Bundesregierung stärkt Kampf gegen Genitalverstümmelung
Die Bundesregierung setzt sich verstärkt für den Kampf gegen Genitalverstümmelung bei Frauen in Deutschland und in Europa ein.

Gemeinsam mit der EU, den Bundesländern und Hilfsorganisationen wolle man diese Menschenrechtsverletzung nachhaltig überwinden, sagte die Parlamentarische Staatssekretärin im Bundesfamilienministerin, Caren Marks (SPD), am Mittwoch in Berlin. Projekte zur Prävention und die Zusammenarbeit mit den betroffenen Gruppen müssten unterstützt werden.

Die SPD-Politikerin äußerte sich anlässlich einer Fachkonferenz der Frauenrechtsorganisation "Terre des Femmes". Vor zwei Jahren hat die Organisation das EU-Projekt "Change" initiiert. Darin werden Mitglieder afrikanischer Gemeinschaften als sogenannte Change-Agents ausgebildet. Sie wollen die Gemeinden davon überzeugen mit der Tradition der Genitalverstümmelung zu brechen.

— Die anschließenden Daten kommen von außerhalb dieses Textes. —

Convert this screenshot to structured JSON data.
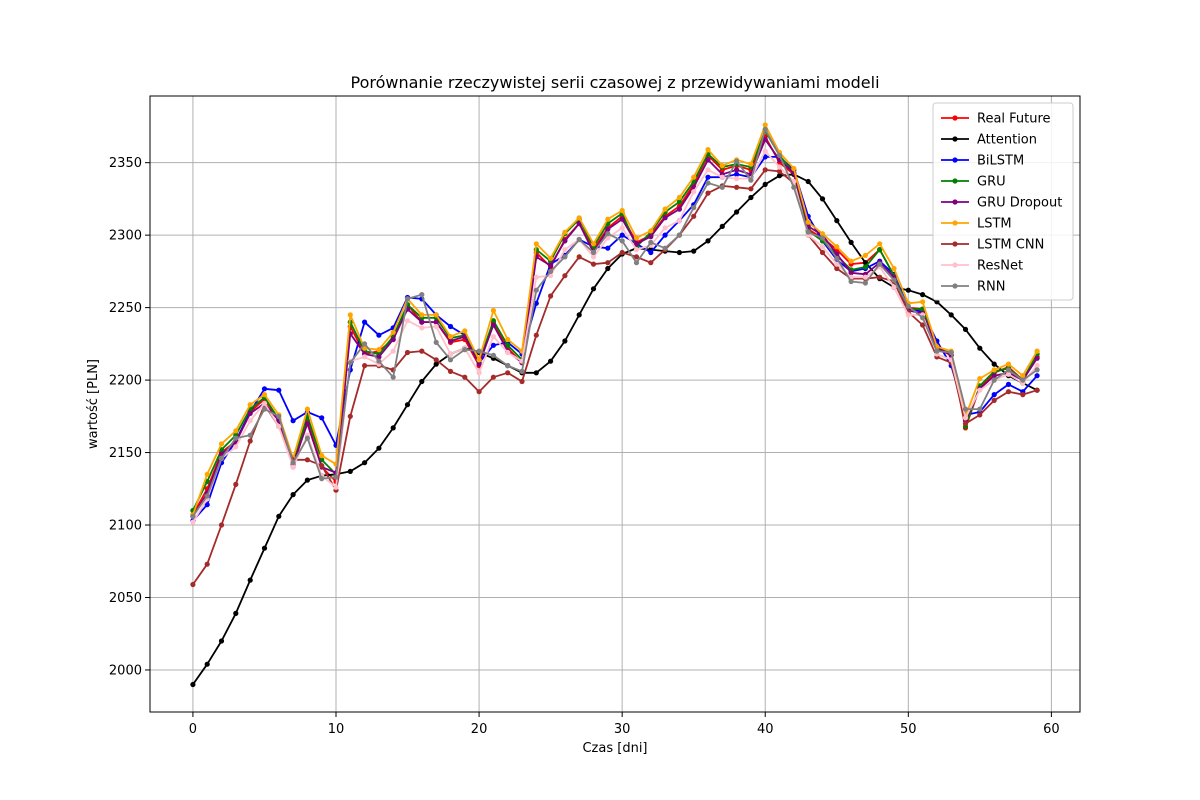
{
  "chart_data": {
    "type": "line",
    "title": "Porównanie rzeczywistej serii czasowej z przewidywaniami modeli",
    "xlabel": "Czas [dni]",
    "ylabel": "wartość [PLN]",
    "xlim": [
      -3,
      62
    ],
    "ylim": [
      1971,
      2396
    ],
    "xticks": [
      0,
      10,
      20,
      30,
      40,
      50,
      60
    ],
    "yticks": [
      2000,
      2050,
      2100,
      2150,
      2200,
      2250,
      2300,
      2350
    ],
    "grid": true,
    "legend_position": "top-right",
    "series": [
      {
        "name": "Real Future",
        "color": "#ff0000",
        "values": [
          2107,
          2125,
          2150,
          2158,
          2178,
          2187,
          2172,
          2140,
          2172,
          2140,
          2130,
          2237,
          2218,
          2220,
          2228,
          2252,
          2240,
          2240,
          2226,
          2228,
          2210,
          2240,
          2222,
          2212,
          2288,
          2278,
          2297,
          2308,
          2290,
          2305,
          2313,
          2295,
          2300,
          2313,
          2320,
          2335,
          2355,
          2345,
          2348,
          2345,
          2368,
          2350,
          2342,
          2304,
          2298,
          2290,
          2280,
          2281,
          2290,
          2272,
          2250,
          2249,
          2222,
          2217,
          2167,
          2195,
          2205,
          2209,
          2200,
          2216
        ]
      },
      {
        "name": "Attention",
        "color": "#000000",
        "values": [
          1990,
          2004,
          2020,
          2039,
          2062,
          2084,
          2106,
          2121,
          2131,
          2134,
          2135,
          2137,
          2143,
          2153,
          2167,
          2183,
          2199,
          2211,
          2218,
          2222,
          2219,
          2215,
          2210,
          2205,
          2205,
          2213,
          2227,
          2245,
          2263,
          2277,
          2287,
          2291,
          2290,
          2289,
          2288,
          2289,
          2296,
          2306,
          2316,
          2326,
          2335,
          2341,
          2342,
          2337,
          2325,
          2310,
          2295,
          2281,
          2270,
          2264,
          2262,
          2259,
          2254,
          2245,
          2235,
          2222,
          2211,
          2203,
          2198,
          2193
        ]
      },
      {
        "name": "BiLSTM",
        "color": "#0000ff",
        "values": [
          2103,
          2114,
          2143,
          2158,
          2178,
          2194,
          2193,
          2172,
          2178,
          2174,
          2155,
          2207,
          2240,
          2231,
          2236,
          2257,
          2256,
          2245,
          2237,
          2231,
          2212,
          2224,
          2226,
          2218,
          2253,
          2280,
          2286,
          2297,
          2292,
          2291,
          2300,
          2294,
          2288,
          2300,
          2310,
          2321,
          2340,
          2340,
          2342,
          2340,
          2354,
          2354,
          2345,
          2313,
          2296,
          2283,
          2275,
          2277,
          2282,
          2273,
          2250,
          2247,
          2227,
          2210,
          2176,
          2178,
          2190,
          2197,
          2192,
          2203
        ]
      },
      {
        "name": "GRU",
        "color": "#008000",
        "values": [
          2110,
          2130,
          2152,
          2162,
          2180,
          2188,
          2173,
          2143,
          2175,
          2145,
          2135,
          2240,
          2220,
          2218,
          2230,
          2252,
          2243,
          2243,
          2229,
          2231,
          2212,
          2241,
          2224,
          2214,
          2290,
          2282,
          2301,
          2311,
          2292,
          2308,
          2315,
          2292,
          2302,
          2316,
          2323,
          2337,
          2356,
          2347,
          2349,
          2347,
          2372,
          2355,
          2343,
          2303,
          2296,
          2286,
          2276,
          2278,
          2290,
          2272,
          2249,
          2249,
          2221,
          2219,
          2168,
          2196,
          2206,
          2208,
          2200,
          2218
        ]
      },
      {
        "name": "GRU Dropout",
        "color": "#800080",
        "values": [
          2106,
          2122,
          2149,
          2157,
          2177,
          2184,
          2172,
          2142,
          2170,
          2140,
          2136,
          2232,
          2218,
          2216,
          2228,
          2249,
          2240,
          2240,
          2227,
          2230,
          2211,
          2238,
          2220,
          2212,
          2285,
          2279,
          2296,
          2308,
          2288,
          2304,
          2311,
          2294,
          2299,
          2312,
          2318,
          2333,
          2352,
          2342,
          2345,
          2342,
          2366,
          2352,
          2343,
          2306,
          2300,
          2287,
          2274,
          2273,
          2281,
          2271,
          2248,
          2246,
          2223,
          2217,
          2172,
          2194,
          2203,
          2205,
          2200,
          2215
        ]
      },
      {
        "name": "LSTM",
        "color": "#ffa500",
        "values": [
          2107,
          2135,
          2156,
          2165,
          2183,
          2190,
          2176,
          2146,
          2180,
          2148,
          2142,
          2245,
          2222,
          2221,
          2233,
          2256,
          2245,
          2245,
          2230,
          2234,
          2214,
          2248,
          2228,
          2220,
          2294,
          2284,
          2302,
          2312,
          2294,
          2311,
          2317,
          2298,
          2303,
          2318,
          2326,
          2340,
          2359,
          2348,
          2352,
          2349,
          2376,
          2357,
          2346,
          2309,
          2301,
          2292,
          2282,
          2286,
          2294,
          2277,
          2253,
          2254,
          2223,
          2220,
          2175,
          2201,
          2207,
          2211,
          2203,
          2220
        ]
      },
      {
        "name": "LSTM CNN",
        "color": "#a52a2a",
        "values": [
          2059,
          2073,
          2100,
          2128,
          2158,
          2183,
          2168,
          2145,
          2145,
          2141,
          2124,
          2175,
          2210,
          2210,
          2207,
          2219,
          2220,
          2214,
          2206,
          2202,
          2192,
          2202,
          2205,
          2199,
          2231,
          2258,
          2272,
          2285,
          2280,
          2281,
          2288,
          2285,
          2281,
          2290,
          2300,
          2313,
          2329,
          2334,
          2333,
          2332,
          2345,
          2344,
          2336,
          2300,
          2288,
          2277,
          2270,
          2270,
          2271,
          2268,
          2247,
          2238,
          2216,
          2212,
          2170,
          2176,
          2186,
          2192,
          2190,
          2193
        ]
      },
      {
        "name": "ResNet",
        "color": "#ffc0cb",
        "values": [
          2102,
          2118,
          2146,
          2154,
          2172,
          2184,
          2168,
          2140,
          2162,
          2134,
          2126,
          2213,
          2216,
          2211,
          2220,
          2241,
          2236,
          2237,
          2218,
          2222,
          2205,
          2230,
          2219,
          2213,
          2271,
          2272,
          2290,
          2297,
          2285,
          2298,
          2305,
          2290,
          2293,
          2305,
          2310,
          2330,
          2345,
          2340,
          2339,
          2339,
          2358,
          2347,
          2337,
          2300,
          2292,
          2280,
          2271,
          2271,
          2278,
          2264,
          2245,
          2245,
          2218,
          2214,
          2174,
          2193,
          2200,
          2204,
          2198,
          2210
        ]
      },
      {
        "name": "RNN",
        "color": "#808080",
        "values": [
          2106,
          2120,
          2146,
          2160,
          2162,
          2180,
          2175,
          2143,
          2160,
          2132,
          2133,
          2212,
          2225,
          2213,
          2202,
          2256,
          2259,
          2226,
          2214,
          2221,
          2220,
          2217,
          2210,
          2206,
          2262,
          2275,
          2285,
          2297,
          2288,
          2301,
          2296,
          2281,
          2295,
          2291,
          2300,
          2319,
          2336,
          2333,
          2351,
          2338,
          2373,
          2355,
          2333,
          2302,
          2298,
          2284,
          2268,
          2267,
          2280,
          2269,
          2251,
          2243,
          2220,
          2219,
          2180,
          2180,
          2200,
          2207,
          2200,
          2207
        ]
      }
    ]
  }
}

Schätzungen zufolge sind 140 Millionen Mädchen und Frauen weltweit von Genitalverstümmelung betroffen. Vor allem in einigen Staaten Afrikas, des Nahen Ostens und Asiens ist diese Praxis verbreitet. Auch in Europa sind jedes Jahr bis zu 180.000 Mädchen in Gefahr. In Deutschland sollen mindestens 2.500 Mädchen gefährdet seien, heimlich im In- oder Ausland an ihren Genitalien verstümmelt zu werden.

Die Genitalverstümmelung bei Mädchen und Frauen ist seit 2013 im Strafgesetzbuch ausdrücklich verboten. Das Bundesfamilienministerium hat 2014 die Federführung für die Überwindung weiblicher Genitalverstümmelung in Deutschland übernommen. Zudem haben Bund und Länder, Hilfsorganisationen sowie die Ärztekammer eine Arbeitsgruppe zum Thema ins Leben gerufen.